A softer look at MCG–6‐30‐15 with XMM–Newton

We present the analysis and first results from the Reflection Grating Spectrometer (RGS) during the 320‐ks XMM–Newton observation of the Seyfert 1 galaxy MCG–6‐30‐15. The spectrum is marked by a sharp drop in flux at 0.7 keV which has been interpreted by Branduardi‐Raymont et al. using RGS spectra from an earlier and shorter observation as the blue wing of a strong relativistic O  viii emission line and by Lee et al. using a Chandra spectrum as due to a dusty warm absorber.
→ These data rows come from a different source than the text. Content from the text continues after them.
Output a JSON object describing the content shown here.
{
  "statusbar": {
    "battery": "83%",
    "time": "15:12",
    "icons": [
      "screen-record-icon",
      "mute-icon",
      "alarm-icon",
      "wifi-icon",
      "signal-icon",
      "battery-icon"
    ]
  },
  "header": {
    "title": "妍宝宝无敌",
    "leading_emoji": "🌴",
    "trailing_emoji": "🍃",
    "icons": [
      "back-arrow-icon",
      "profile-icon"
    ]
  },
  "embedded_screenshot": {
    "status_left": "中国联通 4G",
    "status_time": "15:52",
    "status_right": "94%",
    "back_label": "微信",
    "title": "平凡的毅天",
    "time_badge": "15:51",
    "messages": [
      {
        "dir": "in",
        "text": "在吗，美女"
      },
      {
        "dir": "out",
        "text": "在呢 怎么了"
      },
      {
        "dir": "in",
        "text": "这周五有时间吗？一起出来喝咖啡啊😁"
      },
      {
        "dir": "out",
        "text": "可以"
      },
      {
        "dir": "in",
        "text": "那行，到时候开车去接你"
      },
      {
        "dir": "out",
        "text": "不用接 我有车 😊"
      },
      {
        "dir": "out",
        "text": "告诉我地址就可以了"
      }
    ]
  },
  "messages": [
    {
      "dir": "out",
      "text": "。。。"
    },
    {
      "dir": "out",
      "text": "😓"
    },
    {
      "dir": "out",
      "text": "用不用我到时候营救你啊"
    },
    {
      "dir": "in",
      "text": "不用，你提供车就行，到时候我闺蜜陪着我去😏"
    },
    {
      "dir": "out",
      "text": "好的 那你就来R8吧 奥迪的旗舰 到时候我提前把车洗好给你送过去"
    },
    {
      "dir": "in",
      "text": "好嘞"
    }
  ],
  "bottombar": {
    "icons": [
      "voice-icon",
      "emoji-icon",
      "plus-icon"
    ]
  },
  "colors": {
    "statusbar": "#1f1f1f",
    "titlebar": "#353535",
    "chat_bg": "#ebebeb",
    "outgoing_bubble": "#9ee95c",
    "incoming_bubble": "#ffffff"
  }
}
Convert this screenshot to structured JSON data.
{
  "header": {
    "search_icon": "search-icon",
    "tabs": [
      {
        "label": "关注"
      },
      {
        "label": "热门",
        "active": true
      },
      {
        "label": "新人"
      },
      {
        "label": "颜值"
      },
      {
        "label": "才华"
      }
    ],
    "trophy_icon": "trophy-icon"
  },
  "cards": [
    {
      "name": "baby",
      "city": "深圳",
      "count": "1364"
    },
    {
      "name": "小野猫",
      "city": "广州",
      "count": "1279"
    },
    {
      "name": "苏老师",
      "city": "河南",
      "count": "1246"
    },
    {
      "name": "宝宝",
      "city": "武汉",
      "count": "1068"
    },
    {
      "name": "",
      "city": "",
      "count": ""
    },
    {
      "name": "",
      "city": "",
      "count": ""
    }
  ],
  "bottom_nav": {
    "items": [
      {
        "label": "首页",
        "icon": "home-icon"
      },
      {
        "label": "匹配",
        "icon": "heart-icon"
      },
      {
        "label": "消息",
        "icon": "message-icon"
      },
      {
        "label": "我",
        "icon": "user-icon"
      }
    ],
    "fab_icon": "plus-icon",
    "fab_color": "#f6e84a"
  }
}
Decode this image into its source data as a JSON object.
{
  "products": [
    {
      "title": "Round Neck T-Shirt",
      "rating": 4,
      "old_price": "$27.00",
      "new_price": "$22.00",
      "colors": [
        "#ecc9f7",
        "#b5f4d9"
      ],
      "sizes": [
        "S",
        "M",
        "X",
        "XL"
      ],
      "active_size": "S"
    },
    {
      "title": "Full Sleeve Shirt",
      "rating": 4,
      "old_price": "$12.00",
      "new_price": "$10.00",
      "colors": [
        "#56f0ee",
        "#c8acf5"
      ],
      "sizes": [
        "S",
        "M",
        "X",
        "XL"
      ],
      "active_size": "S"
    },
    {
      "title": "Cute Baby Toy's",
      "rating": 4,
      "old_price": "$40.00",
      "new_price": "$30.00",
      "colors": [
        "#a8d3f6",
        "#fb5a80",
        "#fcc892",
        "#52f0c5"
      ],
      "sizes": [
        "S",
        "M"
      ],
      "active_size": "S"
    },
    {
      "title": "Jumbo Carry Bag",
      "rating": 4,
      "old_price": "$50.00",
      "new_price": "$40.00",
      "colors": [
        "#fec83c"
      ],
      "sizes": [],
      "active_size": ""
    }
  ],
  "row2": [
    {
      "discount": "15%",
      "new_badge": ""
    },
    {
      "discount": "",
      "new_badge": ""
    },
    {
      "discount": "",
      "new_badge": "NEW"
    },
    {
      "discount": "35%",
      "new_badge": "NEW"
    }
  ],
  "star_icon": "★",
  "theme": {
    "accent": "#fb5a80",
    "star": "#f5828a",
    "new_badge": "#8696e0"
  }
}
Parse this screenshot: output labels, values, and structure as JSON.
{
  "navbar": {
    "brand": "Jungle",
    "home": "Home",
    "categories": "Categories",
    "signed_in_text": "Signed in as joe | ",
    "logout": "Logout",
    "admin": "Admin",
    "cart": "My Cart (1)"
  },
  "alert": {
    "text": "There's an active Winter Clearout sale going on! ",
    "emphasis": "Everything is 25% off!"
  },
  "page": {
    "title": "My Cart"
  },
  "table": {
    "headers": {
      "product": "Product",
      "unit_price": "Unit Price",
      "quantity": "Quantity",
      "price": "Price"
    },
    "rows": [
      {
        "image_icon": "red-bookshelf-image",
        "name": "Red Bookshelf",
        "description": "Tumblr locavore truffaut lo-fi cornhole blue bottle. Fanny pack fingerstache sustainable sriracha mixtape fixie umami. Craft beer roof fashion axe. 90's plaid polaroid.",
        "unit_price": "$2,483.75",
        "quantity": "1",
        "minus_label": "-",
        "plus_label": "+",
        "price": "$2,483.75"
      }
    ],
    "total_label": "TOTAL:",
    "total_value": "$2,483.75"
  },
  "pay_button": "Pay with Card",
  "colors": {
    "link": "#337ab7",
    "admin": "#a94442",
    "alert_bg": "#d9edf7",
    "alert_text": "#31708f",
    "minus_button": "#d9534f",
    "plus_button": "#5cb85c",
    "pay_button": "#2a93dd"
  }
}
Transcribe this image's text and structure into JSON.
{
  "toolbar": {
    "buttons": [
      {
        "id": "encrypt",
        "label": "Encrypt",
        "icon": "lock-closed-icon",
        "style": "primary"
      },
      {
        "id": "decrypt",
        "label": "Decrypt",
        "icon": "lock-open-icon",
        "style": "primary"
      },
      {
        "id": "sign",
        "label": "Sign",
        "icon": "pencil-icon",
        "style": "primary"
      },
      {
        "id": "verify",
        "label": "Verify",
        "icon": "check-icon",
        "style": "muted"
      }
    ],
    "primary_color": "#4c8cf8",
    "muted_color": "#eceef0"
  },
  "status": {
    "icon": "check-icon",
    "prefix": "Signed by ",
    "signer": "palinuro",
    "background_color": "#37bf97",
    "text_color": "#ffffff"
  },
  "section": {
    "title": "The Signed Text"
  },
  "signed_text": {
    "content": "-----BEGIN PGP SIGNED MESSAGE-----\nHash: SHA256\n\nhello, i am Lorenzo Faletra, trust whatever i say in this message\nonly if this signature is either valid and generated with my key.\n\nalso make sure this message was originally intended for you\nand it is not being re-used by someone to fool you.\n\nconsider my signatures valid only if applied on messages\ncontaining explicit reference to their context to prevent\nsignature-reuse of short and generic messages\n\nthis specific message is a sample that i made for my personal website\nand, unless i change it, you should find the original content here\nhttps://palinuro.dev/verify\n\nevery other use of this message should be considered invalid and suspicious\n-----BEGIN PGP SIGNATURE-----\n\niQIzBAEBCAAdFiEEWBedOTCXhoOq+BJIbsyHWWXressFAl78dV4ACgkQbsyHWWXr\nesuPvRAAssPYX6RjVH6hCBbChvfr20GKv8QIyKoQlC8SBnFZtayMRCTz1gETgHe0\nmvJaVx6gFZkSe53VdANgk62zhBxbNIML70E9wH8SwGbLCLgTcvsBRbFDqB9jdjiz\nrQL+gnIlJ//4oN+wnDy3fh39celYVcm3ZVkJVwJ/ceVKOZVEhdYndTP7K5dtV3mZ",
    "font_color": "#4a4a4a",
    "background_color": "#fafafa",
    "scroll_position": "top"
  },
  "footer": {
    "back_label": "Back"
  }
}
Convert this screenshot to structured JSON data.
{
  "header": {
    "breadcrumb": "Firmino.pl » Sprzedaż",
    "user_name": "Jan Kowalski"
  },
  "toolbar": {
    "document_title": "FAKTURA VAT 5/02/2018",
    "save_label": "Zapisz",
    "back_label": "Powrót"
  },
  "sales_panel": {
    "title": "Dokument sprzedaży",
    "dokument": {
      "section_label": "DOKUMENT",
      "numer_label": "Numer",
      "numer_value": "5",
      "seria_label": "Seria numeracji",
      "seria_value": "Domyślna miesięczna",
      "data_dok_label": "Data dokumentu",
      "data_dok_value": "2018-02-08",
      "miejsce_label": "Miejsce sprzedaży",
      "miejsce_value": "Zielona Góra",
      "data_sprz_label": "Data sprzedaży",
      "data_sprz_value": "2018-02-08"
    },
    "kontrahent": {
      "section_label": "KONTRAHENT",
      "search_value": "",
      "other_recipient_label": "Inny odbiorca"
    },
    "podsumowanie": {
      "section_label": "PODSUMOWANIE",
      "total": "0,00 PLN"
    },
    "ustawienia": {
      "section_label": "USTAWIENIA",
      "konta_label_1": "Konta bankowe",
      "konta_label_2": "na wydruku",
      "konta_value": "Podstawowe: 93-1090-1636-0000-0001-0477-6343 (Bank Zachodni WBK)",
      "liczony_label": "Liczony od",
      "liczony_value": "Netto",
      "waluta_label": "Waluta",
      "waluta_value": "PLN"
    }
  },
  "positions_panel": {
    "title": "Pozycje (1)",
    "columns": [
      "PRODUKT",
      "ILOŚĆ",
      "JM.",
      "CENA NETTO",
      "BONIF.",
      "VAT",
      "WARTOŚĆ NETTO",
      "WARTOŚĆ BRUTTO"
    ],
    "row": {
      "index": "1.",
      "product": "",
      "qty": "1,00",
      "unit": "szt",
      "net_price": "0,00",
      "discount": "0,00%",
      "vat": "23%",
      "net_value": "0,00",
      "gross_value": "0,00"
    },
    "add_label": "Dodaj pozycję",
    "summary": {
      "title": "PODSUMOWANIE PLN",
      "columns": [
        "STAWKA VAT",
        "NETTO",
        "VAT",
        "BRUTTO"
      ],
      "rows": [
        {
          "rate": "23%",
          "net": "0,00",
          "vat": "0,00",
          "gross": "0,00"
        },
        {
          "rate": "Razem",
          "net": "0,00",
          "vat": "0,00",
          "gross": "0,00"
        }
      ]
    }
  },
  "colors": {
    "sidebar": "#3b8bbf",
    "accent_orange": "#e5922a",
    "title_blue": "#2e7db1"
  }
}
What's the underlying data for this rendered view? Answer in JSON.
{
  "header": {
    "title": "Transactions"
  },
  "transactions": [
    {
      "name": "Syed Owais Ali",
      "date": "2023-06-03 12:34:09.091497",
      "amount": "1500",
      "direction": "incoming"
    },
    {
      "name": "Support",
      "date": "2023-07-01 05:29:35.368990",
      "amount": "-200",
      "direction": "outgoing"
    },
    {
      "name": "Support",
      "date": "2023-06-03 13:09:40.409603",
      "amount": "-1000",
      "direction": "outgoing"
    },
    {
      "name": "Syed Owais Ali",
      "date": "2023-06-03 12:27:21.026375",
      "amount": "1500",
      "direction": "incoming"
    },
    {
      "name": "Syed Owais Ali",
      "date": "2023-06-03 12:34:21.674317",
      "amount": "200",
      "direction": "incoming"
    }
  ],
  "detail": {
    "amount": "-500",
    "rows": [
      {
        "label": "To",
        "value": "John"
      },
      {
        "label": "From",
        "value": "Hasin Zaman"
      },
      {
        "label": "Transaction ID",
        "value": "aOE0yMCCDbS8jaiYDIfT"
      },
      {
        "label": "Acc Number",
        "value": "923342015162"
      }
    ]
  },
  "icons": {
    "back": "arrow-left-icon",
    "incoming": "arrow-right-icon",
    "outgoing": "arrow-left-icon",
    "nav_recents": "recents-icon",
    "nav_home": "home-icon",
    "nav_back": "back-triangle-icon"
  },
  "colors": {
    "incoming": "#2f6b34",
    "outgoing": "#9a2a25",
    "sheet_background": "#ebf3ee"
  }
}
We find that the drop is well explained by the Fe  i L 2,3 absorption edges and obtain reasonable fits over the 0.32–1.7 keV band using a multizone, dusty warm absorber model constructed using the photoionization code cloudy . Some residuals remain which could be due to emission from a relativistic disc, but at a much weaker level than from any simple model relying on relativistic emission lines alone. A model based on such emission lines can be made to fit if sufficient (warm) absorption is added, although the line strengths exceed those expected. In order to distinguish further whether the spectral shape is dominated by absorption or emission, we examined the difference spectrum between the highest and lowest flux states of the source. The EPIC pn data indicate that this is a power law in the 3–10 keV band which, if extrapolated to lower energies, reveals the absorption function acting on the intrinsic spectrum, provided that any emission lines do not scale exactly with the continuum. We find that this function matches our dusty warm absorber model well if the power law steepens below 2 keV. The soft X‐ray spectrum is therefore dominated by absorption structures, with the equivalent width of any individual emission lines in the residuals being below approximately 30 eV.